With this, Collaborative Consumption became part of the standard vernacular for investors who created new markets to follow the space in places like AngelList and who touted the movement as a new investment premise. This wasn’t just a passing fad for a handful of investors; some of the biggest names in Silicon Valley and beyond were defining their portfolios and investment philosophies based on Collaborative Consumption. Clearly, Andreessen Horowitz made a major statement by taking the lead with Airbnb. But we’ve seen similar statements from others. David Lee from SV Angel appeared on Bloomberg, naming Collaborative Consumption as one of the firm's top three investment focuses. Funds like Shasta Ventures, Floodgate, and Google Ventures have made major investments in sharing companies like RelayRides, TaskRabbit, Chegg, Zimride, and others. I can personally attest that nearly every single investor I talked to throughout the fundraising process (this past summer) knew the phrase "Collaborative Consumption" compared to zero awareness less than a year prior.
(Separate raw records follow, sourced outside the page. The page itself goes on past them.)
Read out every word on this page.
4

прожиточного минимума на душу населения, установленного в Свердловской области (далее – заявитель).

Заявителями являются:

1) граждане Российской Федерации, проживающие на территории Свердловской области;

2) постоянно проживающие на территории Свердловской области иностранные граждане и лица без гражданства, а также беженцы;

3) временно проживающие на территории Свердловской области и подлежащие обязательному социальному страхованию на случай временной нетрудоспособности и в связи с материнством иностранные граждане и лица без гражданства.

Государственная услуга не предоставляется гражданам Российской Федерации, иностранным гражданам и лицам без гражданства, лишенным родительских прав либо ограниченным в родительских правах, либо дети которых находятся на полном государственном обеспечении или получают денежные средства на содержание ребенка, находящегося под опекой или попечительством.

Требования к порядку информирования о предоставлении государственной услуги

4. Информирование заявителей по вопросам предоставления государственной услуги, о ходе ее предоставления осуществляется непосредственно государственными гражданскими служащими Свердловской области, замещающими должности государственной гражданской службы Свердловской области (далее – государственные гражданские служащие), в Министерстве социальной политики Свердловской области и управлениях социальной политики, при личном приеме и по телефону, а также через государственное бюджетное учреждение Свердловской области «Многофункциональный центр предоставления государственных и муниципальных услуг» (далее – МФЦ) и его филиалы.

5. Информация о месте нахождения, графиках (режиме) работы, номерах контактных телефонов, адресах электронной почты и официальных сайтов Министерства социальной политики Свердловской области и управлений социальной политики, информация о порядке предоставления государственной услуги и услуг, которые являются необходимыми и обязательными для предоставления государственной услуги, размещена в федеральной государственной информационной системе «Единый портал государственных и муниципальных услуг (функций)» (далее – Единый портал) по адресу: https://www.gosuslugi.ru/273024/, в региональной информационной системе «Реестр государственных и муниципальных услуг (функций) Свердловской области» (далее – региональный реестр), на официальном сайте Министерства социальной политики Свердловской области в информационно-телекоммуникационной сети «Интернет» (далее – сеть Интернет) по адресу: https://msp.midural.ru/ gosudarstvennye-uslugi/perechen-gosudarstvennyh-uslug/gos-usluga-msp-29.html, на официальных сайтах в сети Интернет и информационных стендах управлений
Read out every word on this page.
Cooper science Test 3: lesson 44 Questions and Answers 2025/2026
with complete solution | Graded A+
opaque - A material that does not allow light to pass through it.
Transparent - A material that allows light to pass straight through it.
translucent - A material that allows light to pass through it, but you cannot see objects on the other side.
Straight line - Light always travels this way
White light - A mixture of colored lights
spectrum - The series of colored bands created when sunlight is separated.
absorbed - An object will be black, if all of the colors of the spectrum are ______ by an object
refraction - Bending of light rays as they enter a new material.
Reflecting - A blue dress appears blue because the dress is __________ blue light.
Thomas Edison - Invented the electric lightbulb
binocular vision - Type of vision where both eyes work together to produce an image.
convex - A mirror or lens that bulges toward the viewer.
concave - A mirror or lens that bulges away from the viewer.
Not only are existing funds taking a new-found interest in the space, but one fund has decided to place a big bet on the space by investing exclusively in the most promising Collaborative Consumption companies out there. Collaborative Fund was founded by Craig Shapiro with a mission to extract as much value and productivity from things like food, equipment, and even skills. The fund enlisted the expertise of Rachel Botsman, author of the Collaborative Consumption Bible, What’s Mine Is Yours, to join as Venture Partner. As this recent Fast Company article explains, Rachel was an unlikely VC, but her keen eye for spotting trends and understanding the reasons why some sharing services succeed while others fail was just what Collaborative Fund needed to act as the seal of approval on the space. Investments in companies like TaskRabbit, SkillShare, Kickstarter, Gobble, and even Rentcycle show their philosophy in action.

The past year has seen the rise of the sharing economy. Airbnb is now a household name. P2P car-sharing service RelayRides raised $10 million, hired a prominent CEO, and inked partnership deals with GM. Their competitor, Getaround, won TechCrunch Disrupt and is quickly closing in on ZipCar’s total inventory. We’ve seen similar successes with job outsourcing companies like TaskRabbit and Zaarly. Lots of money is being raised and being invested toward impressive growth. Collaborative Consumption is quickly becoming a hot investment space. But investors are not just throwing money at anyone who promises to be the next Airbnb. The diligence process is heavier for sharing companies since conflicts related to trust and reputation are tricky to overcome. There are also important X-factors that allow some sharing communities to thrive while others struggle. These are the intangibles that investors need to consider when making their investment decisions.

The good news is that Collaborative Consumption startups from around the world are finding creative ways to overcome obstacles and are building sharing businesses that actually make money. This ingenuity is inspiring investors to reach deep into their pockets and do some sharing themselves. Who doesn't love the promise of a shared upside?

* Full disclosure: Rentcycle’s investors include Collaborative Fund, SV Angel, and Andreessen Horowitz who are mentioned in this post.